There are moments when I know why I am an artist, and then there are moments when I don't. By Carmel McGregor

When I know

  • when I am completely consumed by the desire to draw and paint after waking from a dream at 2 a.m. with the inspiration for my next work of art
  • art is the only thing to which I can give 100% of myself

When I don’t know

  • when I sit and stare at the canvas, unable to make the first mark

These days there are a hell of a lot more moments when I know why I am an artist than when I don’t. But it took me quite a while to realize it.

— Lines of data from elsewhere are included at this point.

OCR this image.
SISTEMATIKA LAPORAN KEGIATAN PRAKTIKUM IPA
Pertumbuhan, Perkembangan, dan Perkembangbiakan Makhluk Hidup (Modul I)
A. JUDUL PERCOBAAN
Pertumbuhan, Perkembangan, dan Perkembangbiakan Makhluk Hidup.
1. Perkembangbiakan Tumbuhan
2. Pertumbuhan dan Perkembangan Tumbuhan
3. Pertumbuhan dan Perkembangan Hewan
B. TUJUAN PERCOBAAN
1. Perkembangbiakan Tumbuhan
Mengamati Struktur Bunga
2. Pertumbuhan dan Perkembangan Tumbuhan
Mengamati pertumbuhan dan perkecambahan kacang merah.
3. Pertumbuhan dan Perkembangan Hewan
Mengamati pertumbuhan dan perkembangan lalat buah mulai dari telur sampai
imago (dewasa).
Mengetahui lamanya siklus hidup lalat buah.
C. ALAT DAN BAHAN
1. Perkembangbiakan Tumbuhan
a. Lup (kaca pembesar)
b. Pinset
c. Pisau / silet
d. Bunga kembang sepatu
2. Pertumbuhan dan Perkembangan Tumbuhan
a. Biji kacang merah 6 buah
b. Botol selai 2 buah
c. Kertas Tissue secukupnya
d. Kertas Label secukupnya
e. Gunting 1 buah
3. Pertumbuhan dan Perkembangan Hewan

From the age of two I grew up with a pencil in my hand, always scribbling, colouring in and drawing pictures of whatever crossed my path. At age fifteen I told my parents I wanted to be an artist, and incredibly, they agreed! So in the summer heat of early 1983, my mother took me to enroll at Qld College of Art, however, I didn’t go for the interview! What? Why the bloody hell not? (I hear you say) Unfortunately, I was extremely shy and couldn’t bring myself to walk through the door. I was crippled by my lack of self esteem and fear of failure.

Instead of art school, I got a dead-end job in retail and later hospitality, and administration, for 25 years I turned my back on art and drifted through life without so much as a doodle on a magazine, something my father used to do often, drawing mustaches on faces of cover girls as I recall. Regrettably, my creative energy was dulled by partying and drinking heavily most weekends, although somewhat satisfied by dressmaking, (I’ve sewn everything from wedding gowns to ice skating costumes), and calligraphy, (invitations and the like for family and friends), but it wasn’t enough. The creative part of me was always there, asleep in my subconscious, waiting for me to wake it!

Then suddenly, at age 40, as a divorced mother, with 3 amazing children, I rediscovered art. Enlightenment came in the form of a girl with a pearl earring, well it was the movie of the same name actually! The star of the movie, if you don’t already know, of course, was 17th century Dutch artist, Jan Vermeer, master of light, and painter of “The girl with a pearl earring”. I was so inspired by Vermeer I faced my fear and enrolled in TAFE for Art classes. Near the end of my first year of juggling work, kids and TAFE, a wonderful art teacher named Fred, recommended I study the diploma course, I was so excited I crashed my boyfriend’s car on the way home that day! (true story!) After two more of the most gratifying years of painting, drawing and studying art history, I graduated at the end of 2009, a moment when I definitely knew why I was an artist!

Fast forward to 2012, the painfully shy, awkward young girl is long gone, in her place, a wiser, quietly confident woman (with a few grey hairs and laugh lines), paints portraits in studio 4 at Jugglers, and knows why she IS an artist!